Investment Strategy Group
the recent swoon of emerging market assets
has led many investors to question whether this period of underperformance reﬂects a temporary cyclical downturn or the beginning of a long-lasting trend based on the signiﬁcant structural issues facing emerging market countries. We have called attention to the shared and speciﬁc fault lines of emerging markets for the last four years when making the case that US preeminence is intact and sustainable. We have repeated our belief that these
well-entrenched issues—covering the gamut from poverty and pollution to government interference and woefully inadequate infrastructure—were largely being dismissed in the rush to proclaim the rising power and inﬂuence of emerging market economies.So it should come as no surprise that we believe this recent bout of volatility and underperformance reﬂects a signiﬁcant reassessment of emerging market countries and the lack of progress they have made in addressing their fault lines.
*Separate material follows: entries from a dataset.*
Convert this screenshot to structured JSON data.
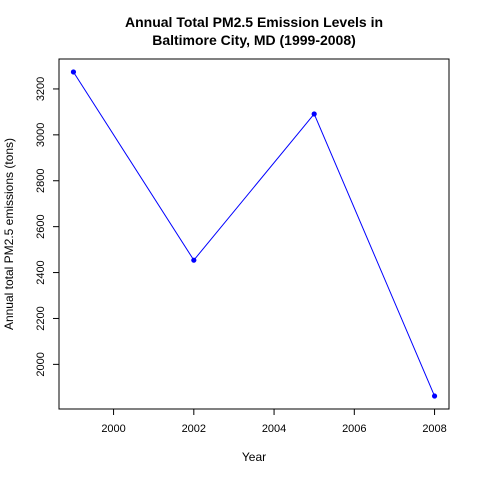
{
  "chart_data": {
    "type": "line",
    "title_lines": [
      "Annual Total PM2.5 Emission Levels in",
      "Baltimore City, MD (1999-2008)"
    ],
    "xlabel": "Year",
    "ylabel": "Annual total PM2.5 emissions (tons)",
    "x": [
      1999,
      2002,
      2005,
      2008
    ],
    "values": [
      3274,
      2454,
      3091,
      1862
    ],
    "xlim": [
      1999,
      2008
    ],
    "ylim": [
      1862,
      3274
    ],
    "x_ticks": [
      2000,
      2002,
      2004,
      2006,
      2008
    ],
    "y_ticks": [
      2000,
      2200,
      2400,
      2600,
      2800,
      3000,
      3200
    ],
    "line_color": "#0000ff",
    "point_color": "#0000ff",
    "grid": false,
    "legend": "none"
  }
}
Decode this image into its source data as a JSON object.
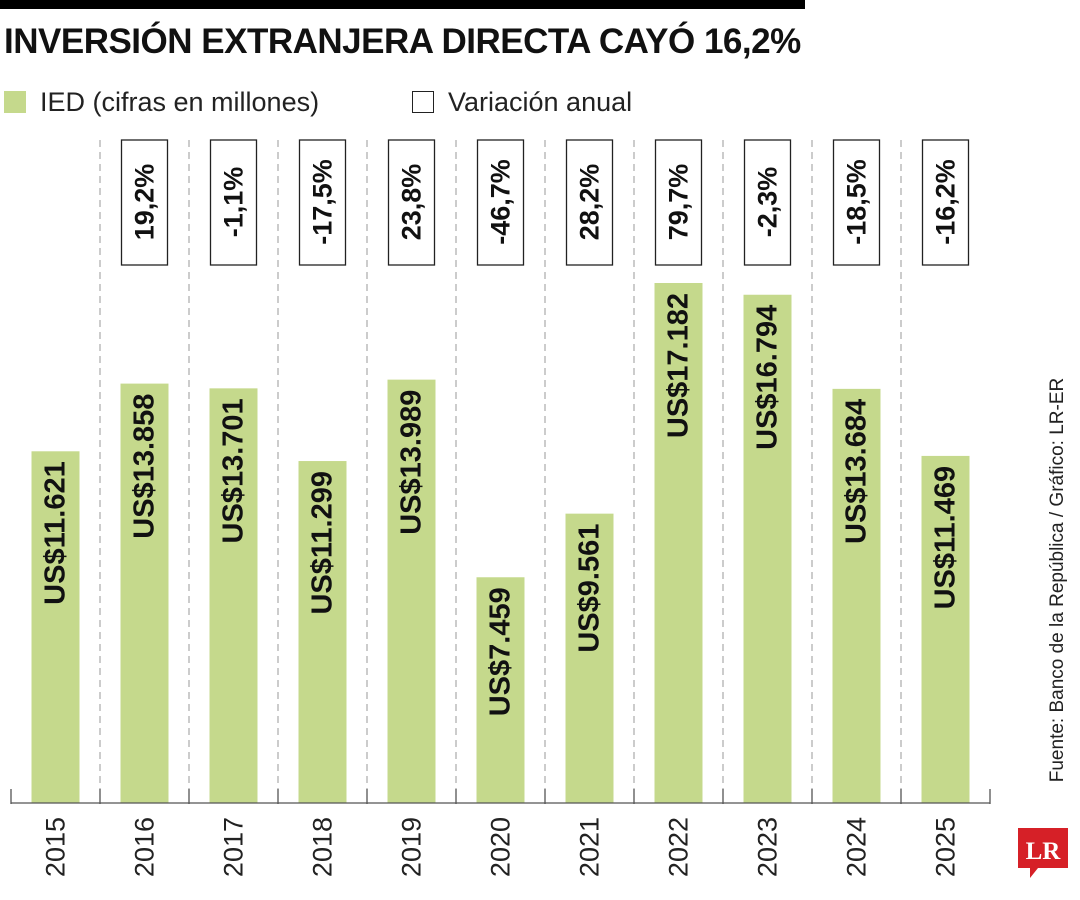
{
  "title": "INVERSIÓN EXTRANJERA DIRECTA CAYÓ 16,2%",
  "legend": [
    {
      "label": "IED (cifras en millones)",
      "color": "#c5d98c",
      "style": "filled"
    },
    {
      "label": "Variación anual",
      "color": "#ffffff",
      "style": "outline"
    }
  ],
  "source": "Fuente: Banco de la República / Gráfico: LR-ER",
  "logo_text": "LR",
  "colors": {
    "bar": "#c5d98c",
    "logo": "#d62027",
    "text": "#111111",
    "grid": "#999999"
  },
  "chart_data": {
    "type": "bar",
    "title": "INVERSIÓN EXTRANJERA DIRECTA CAYÓ 16,2%",
    "xlabel": "",
    "ylabel": "",
    "categories": [
      "2015",
      "2016",
      "2017",
      "2018",
      "2019",
      "2020",
      "2021",
      "2022",
      "2023",
      "2024",
      "2025"
    ],
    "series": [
      {
        "name": "IED (cifras en millones)",
        "values": [
          11621,
          13858,
          13701,
          11299,
          13989,
          7459,
          9561,
          17182,
          16794,
          13684,
          11469
        ],
        "labels": [
          "US$11.621",
          "US$13.858",
          "US$13.701",
          "US$11.299",
          "US$13.989",
          "US$7.459",
          "US$9.561",
          "US$17.182",
          "US$16.794",
          "US$13.684",
          "US$11.469"
        ]
      },
      {
        "name": "Variación anual",
        "values": [
          null,
          19.2,
          -1.1,
          -17.5,
          23.8,
          -46.7,
          28.2,
          79.7,
          -2.3,
          -18.5,
          -16.2
        ],
        "labels": [
          "",
          "19,2%",
          "-1,1%",
          "-17,5%",
          "23,8%",
          "-46,7%",
          "28,2%",
          "79,7%",
          "-2,3%",
          "-18,5%",
          "-16,2%"
        ]
      }
    ],
    "ylim": [
      0,
      20000
    ],
    "grid": false,
    "legend_position": "top-left"
  }
}
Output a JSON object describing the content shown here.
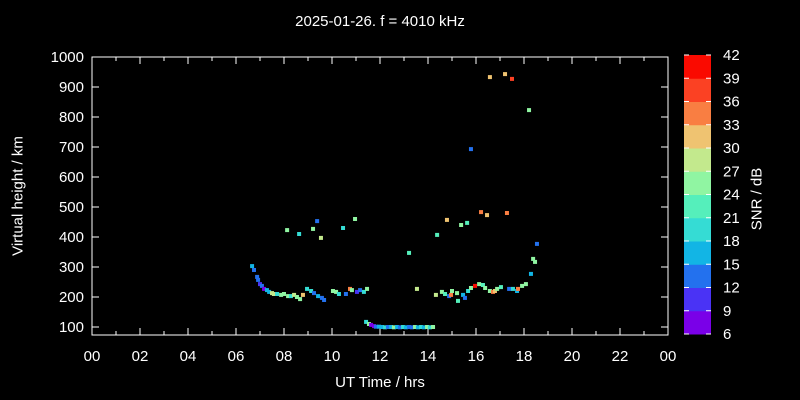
{
  "window": {
    "background": "#000000",
    "foreground": "#ffffff"
  },
  "chart_data": {
    "type": "scatter",
    "title": "2025-01-26. f = 4010 kHz",
    "xlabel": "UT Time / hrs",
    "ylabel": "Virtual height / km",
    "xlim": [
      0,
      24
    ],
    "ylim": [
      73,
      1000
    ],
    "grid": false,
    "x_tick_hours": [
      0,
      2,
      4,
      6,
      8,
      10,
      12,
      14,
      16,
      18,
      20,
      22,
      24
    ],
    "x_tick_labels": [
      "00",
      "02",
      "04",
      "06",
      "08",
      "10",
      "12",
      "14",
      "16",
      "18",
      "20",
      "22",
      "00"
    ],
    "x_minor_tick_hours": [
      1,
      3,
      5,
      7,
      9,
      11,
      13,
      15,
      17,
      19,
      21,
      23
    ],
    "y_ticks": [
      100,
      200,
      300,
      400,
      500,
      600,
      700,
      800,
      900,
      1000
    ],
    "colorbar": {
      "label": "SNR / dB",
      "min": 6,
      "max": 42,
      "step": 3,
      "tick_labels": [
        6,
        9,
        12,
        15,
        18,
        21,
        24,
        27,
        30,
        33,
        36,
        39,
        42
      ],
      "colors_low_to_high": [
        "#7a00e8",
        "#4a33f5",
        "#2371ee",
        "#12b5e5",
        "#35dcd4",
        "#55efbb",
        "#90f5a2",
        "#c3e98d",
        "#efc371",
        "#f97e42",
        "#fb4123",
        "#fa0a00"
      ]
    },
    "points_format": [
      "ut_hour",
      "virtual_height_km",
      "snr_db"
    ],
    "points": [
      [
        6.67,
        303,
        17
      ],
      [
        6.75,
        290,
        14
      ],
      [
        6.88,
        267,
        13
      ],
      [
        6.92,
        257,
        13
      ],
      [
        7.0,
        243,
        10
      ],
      [
        7.08,
        237,
        13
      ],
      [
        7.17,
        227,
        8
      ],
      [
        7.29,
        223,
        17
      ],
      [
        7.38,
        217,
        17
      ],
      [
        7.5,
        213,
        29
      ],
      [
        7.58,
        210,
        28
      ],
      [
        7.71,
        210,
        18
      ],
      [
        7.88,
        207,
        24
      ],
      [
        8.0,
        210,
        25
      ],
      [
        8.17,
        203,
        24
      ],
      [
        8.29,
        203,
        18
      ],
      [
        8.42,
        207,
        29
      ],
      [
        8.54,
        200,
        24
      ],
      [
        8.67,
        193,
        24
      ],
      [
        8.79,
        207,
        31
      ],
      [
        8.13,
        423,
        24
      ],
      [
        8.63,
        410,
        18
      ],
      [
        9.21,
        427,
        24
      ],
      [
        9.38,
        453,
        13
      ],
      [
        9.54,
        397,
        28
      ],
      [
        10.46,
        430,
        18
      ],
      [
        10.96,
        460,
        24
      ],
      [
        8.96,
        227,
        18
      ],
      [
        9.13,
        220,
        18
      ],
      [
        9.25,
        213,
        13
      ],
      [
        9.42,
        203,
        16
      ],
      [
        9.58,
        197,
        13
      ],
      [
        9.67,
        190,
        13
      ],
      [
        10.04,
        220,
        24
      ],
      [
        10.17,
        217,
        24
      ],
      [
        10.29,
        210,
        18
      ],
      [
        10.58,
        210,
        13
      ],
      [
        10.75,
        227,
        33
      ],
      [
        10.83,
        223,
        24
      ],
      [
        11.04,
        217,
        10
      ],
      [
        11.17,
        223,
        13
      ],
      [
        11.33,
        217,
        20
      ],
      [
        11.46,
        227,
        24
      ],
      [
        11.42,
        117,
        20
      ],
      [
        11.54,
        110,
        24
      ],
      [
        11.63,
        107,
        8
      ],
      [
        11.75,
        103,
        8
      ],
      [
        11.83,
        101,
        13
      ],
      [
        11.96,
        101,
        17
      ],
      [
        12.08,
        100,
        17
      ],
      [
        12.21,
        99,
        20
      ],
      [
        12.33,
        100,
        13
      ],
      [
        12.46,
        100,
        17
      ],
      [
        12.58,
        99,
        24
      ],
      [
        12.71,
        100,
        17
      ],
      [
        12.83,
        99,
        13
      ],
      [
        12.96,
        100,
        20
      ],
      [
        13.08,
        99,
        17
      ],
      [
        13.21,
        100,
        13
      ],
      [
        13.33,
        99,
        13
      ],
      [
        13.46,
        100,
        24
      ],
      [
        13.58,
        99,
        17
      ],
      [
        13.71,
        100,
        20
      ],
      [
        13.83,
        99,
        17
      ],
      [
        13.96,
        100,
        24
      ],
      [
        14.08,
        99,
        20
      ],
      [
        14.21,
        100,
        24
      ],
      [
        13.21,
        347,
        21
      ],
      [
        13.54,
        227,
        27
      ],
      [
        14.33,
        207,
        28
      ],
      [
        14.58,
        217,
        24
      ],
      [
        14.71,
        210,
        21
      ],
      [
        14.88,
        203,
        13
      ],
      [
        14.96,
        207,
        34
      ],
      [
        15.0,
        220,
        24
      ],
      [
        15.21,
        213,
        25
      ],
      [
        15.25,
        187,
        21
      ],
      [
        15.46,
        207,
        17
      ],
      [
        15.54,
        197,
        13
      ],
      [
        15.67,
        220,
        18
      ],
      [
        15.79,
        230,
        24
      ],
      [
        15.96,
        237,
        41
      ],
      [
        16.13,
        243,
        24
      ],
      [
        16.29,
        240,
        21
      ],
      [
        16.38,
        230,
        24
      ],
      [
        16.58,
        220,
        24
      ],
      [
        16.71,
        217,
        34
      ],
      [
        16.79,
        220,
        31
      ],
      [
        16.88,
        227,
        24
      ],
      [
        17.04,
        233,
        21
      ],
      [
        17.38,
        227,
        13
      ],
      [
        17.54,
        227,
        20
      ],
      [
        17.71,
        220,
        17
      ],
      [
        17.75,
        227,
        33
      ],
      [
        17.92,
        237,
        24
      ],
      [
        18.08,
        243,
        25
      ],
      [
        14.38,
        407,
        21
      ],
      [
        14.79,
        457,
        31
      ],
      [
        15.38,
        440,
        26
      ],
      [
        15.63,
        447,
        22
      ],
      [
        15.79,
        693,
        13
      ],
      [
        16.21,
        483,
        34
      ],
      [
        16.46,
        473,
        32
      ],
      [
        17.29,
        480,
        34
      ],
      [
        16.58,
        933,
        31
      ],
      [
        17.21,
        943,
        31
      ],
      [
        17.5,
        927,
        37
      ],
      [
        18.21,
        823,
        25
      ],
      [
        18.29,
        277,
        17
      ],
      [
        18.38,
        327,
        24
      ],
      [
        18.46,
        317,
        24
      ],
      [
        18.54,
        377,
        13
      ]
    ]
  }
}
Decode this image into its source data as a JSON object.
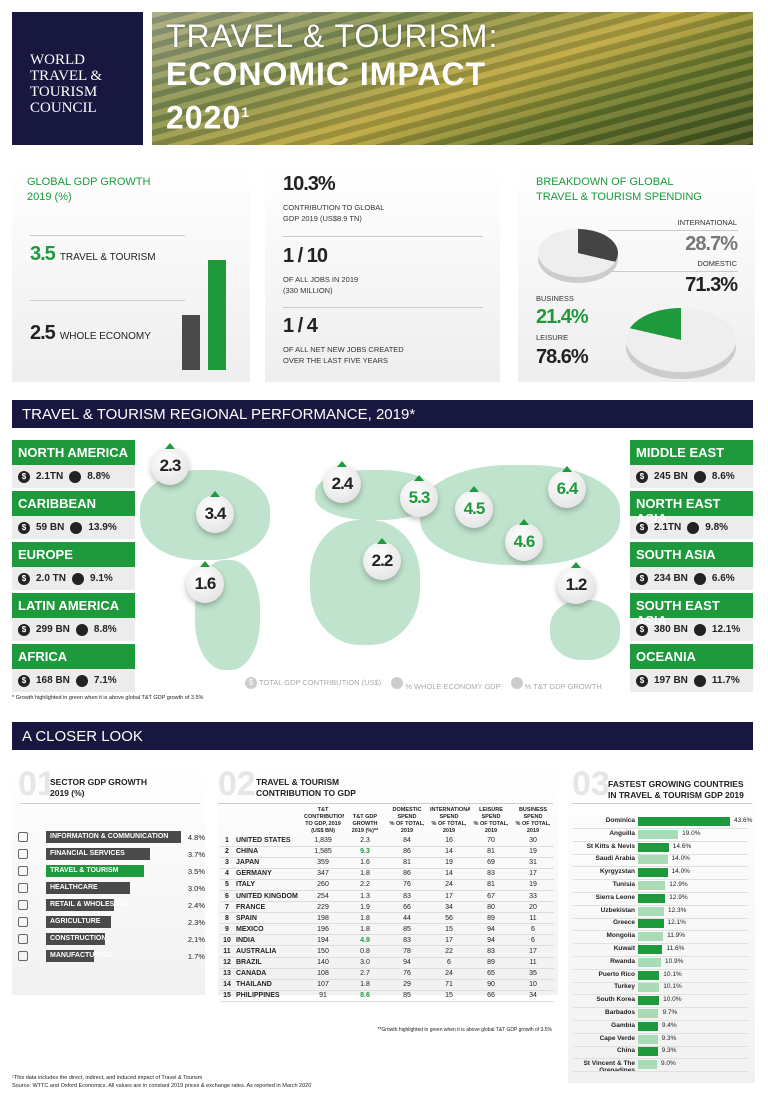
{
  "header": {
    "logo_lines": [
      "WORLD",
      "TRAVEL &",
      "TOURISM",
      "COUNCIL"
    ],
    "title_line1": "TRAVEL & TOURISM:",
    "title_line2": "ECONOMIC IMPACT",
    "title_year": "2020",
    "title_sup": "1"
  },
  "gdp_growth": {
    "title_l1": "GLOBAL GDP GROWTH",
    "title_l2": "2019 (%)",
    "tt_value": "3.5",
    "tt_label": "TRAVEL & TOURISM",
    "we_value": "2.5",
    "we_label": "WHOLE ECONOMY"
  },
  "key_stats": [
    {
      "value": "10.3%",
      "l1": "CONTRIBUTION TO GLOBAL",
      "l2": "GDP 2019 (US$8.9 TN)"
    },
    {
      "value": "1 / 10",
      "l1": "OF ALL JOBS IN 2019",
      "l2": "(330 MILLION)"
    },
    {
      "value": "1 / 4",
      "l1": "OF ALL NET NEW JOBS CREATED",
      "l2": "OVER THE LAST FIVE YEARS"
    }
  ],
  "spending": {
    "title_l1": "BREAKDOWN OF GLOBAL",
    "title_l2": "TRAVEL & TOURISM SPENDING",
    "international_label": "INTERNATIONAL",
    "international": "28.7%",
    "domestic_label": "DOMESTIC",
    "domestic": "71.3%",
    "business_label": "BUSINESS",
    "business": "21.4%",
    "leisure_label": "LEISURE",
    "leisure": "78.6%"
  },
  "regional": {
    "banner": "TRAVEL & TOURISM REGIONAL PERFORMANCE, 2019*",
    "left": [
      {
        "name": "NORTH AMERICA",
        "gdp": "2.1TN",
        "pct": "8.8%"
      },
      {
        "name": "CARIBBEAN",
        "gdp": "59 BN",
        "pct": "13.9%"
      },
      {
        "name": "EUROPE",
        "gdp": "2.0 TN",
        "pct": "9.1%"
      },
      {
        "name": "LATIN AMERICA",
        "gdp": "299 BN",
        "pct": "8.8%"
      },
      {
        "name": "AFRICA",
        "gdp": "168 BN",
        "pct": "7.1%"
      }
    ],
    "right": [
      {
        "name": "MIDDLE EAST",
        "gdp": "245 BN",
        "pct": "8.6%"
      },
      {
        "name": "NORTH EAST ASIA",
        "gdp": "2.1TN",
        "pct": "9.8%"
      },
      {
        "name": "SOUTH ASIA",
        "gdp": "234 BN",
        "pct": "6.6%"
      },
      {
        "name": "SOUTH EAST ASIA",
        "gdp": "380 BN",
        "pct": "12.1%"
      },
      {
        "name": "OCEANIA",
        "gdp": "197 BN",
        "pct": "11.7%"
      }
    ],
    "pins": [
      {
        "v": "2.3",
        "green": false
      },
      {
        "v": "3.4",
        "green": false
      },
      {
        "v": "1.6",
        "green": false
      },
      {
        "v": "2.4",
        "green": false
      },
      {
        "v": "2.2",
        "green": false
      },
      {
        "v": "5.3",
        "green": true
      },
      {
        "v": "4.5",
        "green": true
      },
      {
        "v": "4.6",
        "green": true
      },
      {
        "v": "6.4",
        "green": true
      },
      {
        "v": "1.2",
        "green": false
      }
    ],
    "legend": [
      "TOTAL GDP CONTRIBUTION (US$)",
      "% WHOLE ECONOMY GDP",
      "% T&T GDP GROWTH"
    ],
    "footnote": "* Growth highlighted in green when it is above global T&T GDP growth of 3.5%"
  },
  "closer": {
    "banner": "A CLOSER LOOK"
  },
  "colors": {
    "green": "#1e9a3d",
    "light_green": "#a8dbb6",
    "navy": "#17173f",
    "dark_gray": "#4a4a4a"
  },
  "chart_data": [
    {
      "type": "bar",
      "title": "SECTOR GDP GROWTH 2019 (%)",
      "number": "01",
      "categories": [
        "INFORMATION & COMMUNICATION",
        "FINANCIAL SERVICES",
        "TRAVEL & TOURISM",
        "HEALTHCARE",
        "RETAIL & WHOLESALE",
        "AGRICULTURE",
        "CONSTRUCTION",
        "MANUFACTURING"
      ],
      "values": [
        4.8,
        3.7,
        3.5,
        3.0,
        2.4,
        2.3,
        2.1,
        1.7
      ],
      "labels": [
        "4.8%",
        "3.7%",
        "3.5%",
        "3.0%",
        "2.4%",
        "2.3%",
        "2.1%",
        "1.7%"
      ],
      "icons": [
        "antenna-icon",
        "finance-icon",
        "globe-icon",
        "medical-icon",
        "cart-icon",
        "plant-icon",
        "crane-icon",
        "factory-icon"
      ],
      "highlight": "TRAVEL & TOURISM"
    },
    {
      "type": "table",
      "title": "TRAVEL & TOURISM CONTRIBUTION TO GDP",
      "number": "02",
      "columns": [
        [
          "T&T CONTRIBUTION",
          "TO GDP, 2019",
          "(US$ BN)"
        ],
        [
          "T&T GDP",
          "GROWTH",
          "2019 (%)**"
        ],
        [
          "DOMESTIC",
          "SPEND",
          "% OF TOTAL, 2019"
        ],
        [
          "INTERNATIONAL",
          "SPEND",
          "% OF TOTAL, 2019"
        ],
        [
          "LEISURE",
          "SPEND",
          "% OF TOTAL, 2019"
        ],
        [
          "BUSINESS",
          "SPEND",
          "% OF TOTAL, 2019"
        ]
      ],
      "rows": [
        [
          "1",
          "UNITED STATES",
          "1,839",
          "2.3",
          "84",
          "16",
          "70",
          "30"
        ],
        [
          "2",
          "CHINA",
          "1,585",
          "9.3",
          "86",
          "14",
          "81",
          "19"
        ],
        [
          "3",
          "JAPAN",
          "359",
          "1.6",
          "81",
          "19",
          "69",
          "31"
        ],
        [
          "4",
          "GERMANY",
          "347",
          "1.8",
          "86",
          "14",
          "83",
          "17"
        ],
        [
          "5",
          "ITALY",
          "260",
          "2.2",
          "76",
          "24",
          "81",
          "19"
        ],
        [
          "6",
          "UNITED KINGDOM",
          "254",
          "1.3",
          "83",
          "17",
          "67",
          "33"
        ],
        [
          "7",
          "FRANCE",
          "229",
          "1.9",
          "66",
          "34",
          "80",
          "20"
        ],
        [
          "8",
          "SPAIN",
          "198",
          "1.8",
          "44",
          "56",
          "89",
          "11"
        ],
        [
          "9",
          "MEXICO",
          "196",
          "1.8",
          "85",
          "15",
          "94",
          "6"
        ],
        [
          "10",
          "INDIA",
          "194",
          "4.9",
          "83",
          "17",
          "94",
          "6"
        ],
        [
          "11",
          "AUSTRALIA",
          "150",
          "0.8",
          "78",
          "22",
          "83",
          "17"
        ],
        [
          "12",
          "BRAZIL",
          "140",
          "3.0",
          "94",
          "6",
          "89",
          "11"
        ],
        [
          "13",
          "CANADA",
          "108",
          "2.7",
          "76",
          "24",
          "65",
          "35"
        ],
        [
          "14",
          "THAILAND",
          "107",
          "1.8",
          "29",
          "71",
          "90",
          "10"
        ],
        [
          "15",
          "PHILIPPINES",
          "91",
          "8.6",
          "85",
          "15",
          "66",
          "34"
        ]
      ],
      "green_rows": [
        "2",
        "10",
        "15"
      ],
      "note": "**Growth highlighted in green when it is above global T&T GDP growth of 3.5%"
    },
    {
      "type": "bar",
      "title": "FASTEST GROWING COUNTRIES IN TRAVEL & TOURISM GDP 2019",
      "number": "03",
      "categories": [
        "Dominica",
        "Anguilla",
        "St Kitts & Nevis",
        "Saudi Arabia",
        "Kyrgyzstan",
        "Tunisia",
        "Sierra Leone",
        "Uzbekistan",
        "Greece",
        "Mongolia",
        "Kuwait",
        "Rwanda",
        "Puerto Rico",
        "Turkey",
        "South Korea",
        "Barbados",
        "Gambia",
        "Cape Verde",
        "China",
        "St Vincent & The Grenadines"
      ],
      "values": [
        43.6,
        19.0,
        14.6,
        14.0,
        14.0,
        12.9,
        12.9,
        12.3,
        12.1,
        11.9,
        11.6,
        10.9,
        10.1,
        10.1,
        10.0,
        9.7,
        9.4,
        9.3,
        9.3,
        9.0
      ],
      "labels": [
        "43.6%",
        "19.0%",
        "14.6%",
        "14.0%",
        "14.0%",
        "12.9%",
        "12.9%",
        "12.3%",
        "12.1%",
        "11.9%",
        "11.6%",
        "10.9%",
        "10.1%",
        "10.1%",
        "10.0%",
        "9.7%",
        "9.4%",
        "9.3%",
        "9.3%",
        "9.0%"
      ]
    }
  ],
  "footer": {
    "l1": "¹This data includes the direct, indirect, and induced impact of Travel & Tourism",
    "l2": "Source: WTTC and Oxford Economics. All values are in constant 2019 prices & exchange rates. As reported in March 2020"
  }
}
If anything, the task before emerging market leaders is even more arduous than before the ﬁnancial and economic crisis given that the macroeconomic tailwinds that boosted growth in the 2003–07 period have come to an end. Today, leaders in China cannot undertake needed reforms without running the risk of signiﬁcant economic and social disruptions. Combined with the prospect of increased capital outﬂows brought on by a reversal of monetary policy in the United States, this catch-22 situation will increase uncertainty around all other emerging market assets.We therefore encourage investors across the globe to revisit their strategic asset allocation to emerging market assets and brace for the strong possibility of signiﬁcant underperformance and heightened volatility over the next 5 to 10 years. While recognizing that some allocation to emerging market assets is warranted, we are lowering our allocation to emerging markets from a total of 9% to 6% for a moderate-risk client with a well-diversiﬁed portfolio. We also conclude that it is too early to overweight emerging market assets on a tactical basis, as they are not yet attractive enough from a valuation perspective.